Even though children live in a different world to you, they still can experience a range of negative emotions that can cause them to be concerned. They don’t understand the seriousness or harshness of daily activities, and simple thoughts can lead them to worry. In any case, you should learn to take these feelings seriously and actually encourage them to talk about these concerns. Even if they may problems that don’t warrant worry, it’s important for you to talk it through with them and explain why that is.
Validating concerns
Not every concern that your child comes out with is going to be insignificant, and sometimes they may come out with something that is alarming. It’s important that you’re listening and encouraging them to express these feelings so that serious issues that they may encounter are heard and acted on. Let them see that their concerns are important to you, and show them that you’re going to be there if they need someone to talk to. Parents who tend to ignore these concerns without talking them through can expect their children not to confide in them when they made need them.
Ask questions
It’s not enough to expect them to express their concerns, as they may not feel like they’re significant enough to mention. Say they’ve experienced random pains from time to time, they might think it’s a normal occurrence for everyone. That’s not always the case, and you might end up having to check in with a pediatric chiropractor just to make sure they’re healthy.

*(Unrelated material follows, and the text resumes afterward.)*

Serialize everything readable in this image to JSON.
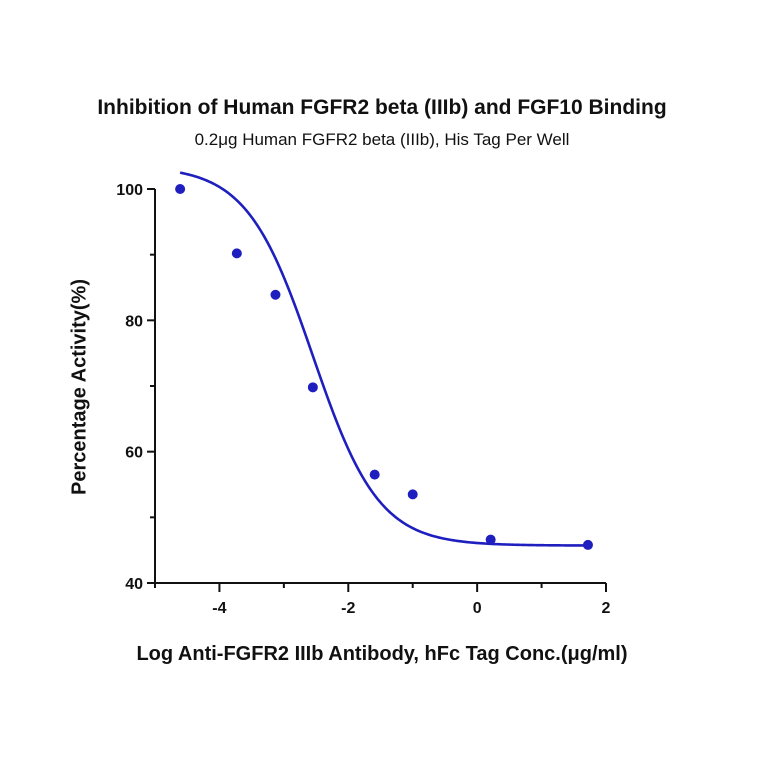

Asking questions is sometimes the only way to get answers, and it will prove that you’re going the extra mile to express that you care for their feelings. Not asking might give them the idea that you don’t feel their feelings are important enough to pursue.
Encourage
You don’t always have to be the person to solve all of their problems, and in many cases, you should instead let them find a way to handle it. That doesn’t mean you should ignore it when they’re struggling with something, but it can be helpful to instead watch over them while they try to come up with a solution. Letting them tackle their own problems can help them to develop confidence when they overcome them, and problem-solving skills. The confidence that they can help themselves when there’s no one around to help can be a very useful tool later on in life.
Never judge them
If you judge your children because they’ve expressed concern over something, they’re not going to keep coming to you with things that worry them or trouble them. No one wants to be berated for doing something that had innocent intentions, and a child isn’t going to understand why you’re doing it when for them it’s quite a troubling scenario. Make sure you’re always showing support, no matter the concerns they’re expressing - especially if you want to be the person who is there for them when they need help.